The Center for Food Integrity (CFI), formerly the Grow America Project, is an industry-funded 501(c)(4) nonprofit organization that conducts research, lobbying and public relations campaigns to “earn consumer trust” for processed food and agrichemical companies, including DowDuPont, Monsanto, Cargill, Costco, Grocery Manufacturers Association, Hershey, Kroger and trade associations for meat, dairy and soybeans.
In the five-year period from 2012-2016, CFI spent over $23 million on various marketing and messaging programs to promote industry messaging to build trust in GMO foods, pesticides, food additives and antibiotics in meat. CFI’s 501(c)(3) arm, the Foundation for Food Integrity, funds research to inform messaging attempts to build consumer trust, with a spending budget of $823,167 from 2012-2016. Sponsors in 2012 included Monsanto, CropLife America and the US Farmers and Ranchers Alliance.

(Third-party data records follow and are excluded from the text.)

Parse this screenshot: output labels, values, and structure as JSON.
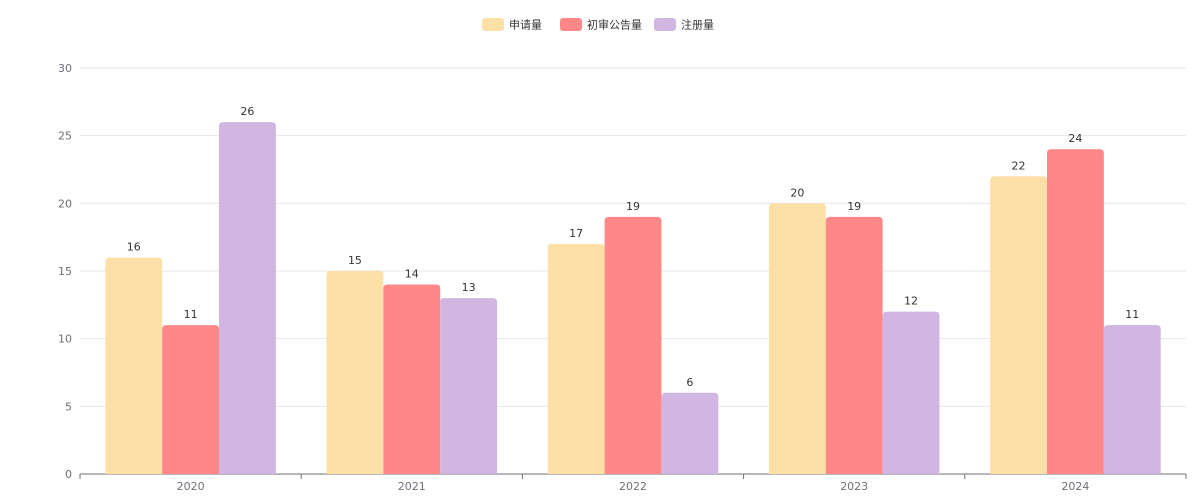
{
  "chart_data": {
    "type": "bar",
    "title": "",
    "xlabel": "",
    "ylabel": "",
    "categories": [
      "2020",
      "2021",
      "2022",
      "2023",
      "2024"
    ],
    "series": [
      {
        "name": "申请量",
        "color": "#fde0a8",
        "values": [
          16,
          15,
          17,
          20,
          22
        ]
      },
      {
        "name": "初审公告量",
        "color": "#ff8787",
        "values": [
          11,
          14,
          19,
          19,
          24
        ]
      },
      {
        "name": "注册量",
        "color": "#d1b6e1",
        "values": [
          26,
          13,
          6,
          12,
          11
        ]
      }
    ],
    "ylim": [
      0,
      30
    ],
    "yticks": [
      0,
      5,
      10,
      15,
      20,
      25,
      30
    ],
    "grid": true,
    "legend_position": "top-center"
  }
}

PR for the industrial food chain
Board members for the Center for Food Integrity hail from the largest chemical, processed food and drug companies; the board includes executives from Cargill, Corteva Agrisciences (formerly DowDuPont), Chik-fil-A, Merck, McDonald’s, and trade associations for the soy, dairy and sugar industries. The president and founder of CFI, Charlie Arnot, also runs Look East (formerly CMA), a PR company for the food and agrichemical industries that offers services in branding and reputation management.
Terry Fleck, the executive director of CFI for 16 years since its inception, was also executive vice president at Look East. He retired in 2022. In April 2022, CFI appointed a new executive director, Mickie French, a former PR consultant for Coca-Cola, Johnson & Johnson, Microsoft, Mars, Nestle, and former executive at Tate & Lyle and FleishmanHillard PR firm.
“Industry partner” in Monsanto’s attack on IARC cancer panel
An internal Monsanto document identifies the Center for Food Integrity as an “industry partner” in Monsanto’s public relations plan to discredit the World Health Organization’s cancer research arm, the International Agency for Research on Cancer (IARC), to protect the reputation of Roundup weedkiller. In March 2015, IARC judged glyphosate, the key ingredient in Roundup, to be probably carcinogenic to humans.
The Monsanto plan lists four tiers of industry partners to engage in its public relations efforts. CFI is listed as a Tier 3 “industry partner” along with two other food-industry funded groups, the International Food Information Council and the Grocery Manufacturers Association.
According to the document, these groups were part of a “Stakeholder Engagement team” that could alert food companies to Monsanto’s “inoculation strategy” to provide education about glyphosate levels and to describe Monsanto’s preferred studies as “science-based studies versus [the] agenda-driven hypothesis” of the independent cancer research panel.
Look East partnership with Monsanto and Genetic Literacy Project
The Center for Food Integrity partners with Look East, the PR firm founded by its president Charlie Arnot, for project management services, according to tax forms.
Arnot’s PR firm also works with Monsanto, according to documents obtained by U.S. Right to Know. In 2014, Monsanto tapped CMA to “merchandize” and promote a series of pro-GMO policy briefs that a Monsanto executive assigned to professors and arranged to publish on the Genetic Literacy Project website — with no disclosure of Monsanto’s behind-the-scenes role, as the Boston Globe reported.
The Genetic Literacy Project, another industry partner group named in Monsanto’s PR plan to discredit IARC, also receives funding from the Center for Food Integrity, according to the GLP’s most recent and often incorrect “transparency page.”
The Genetic LIteracy Project also played a key role in fomenting personal attacks against the scientists who raised cancer concerns about glyphosate.
Long standing front group
In a 2013 report, the nonprofit Center for Food Safety describes the Center for Food Integrity as a longstanding food and chemical industry front group. “Front groups often have deceptive-sounding names and attempt to create a positive public impression that hides their funders’ economic motives,” states the report by Michele Simon. “Also, most front groups engage mainly in public relations campaigns as opposed to lobbying.” CFI, Simon writes, operates “through various forms of information control and public relations, including conducting consumer surveys, promoting the results and hosting events” that seek to build consumer trust in the industrial processed food chain.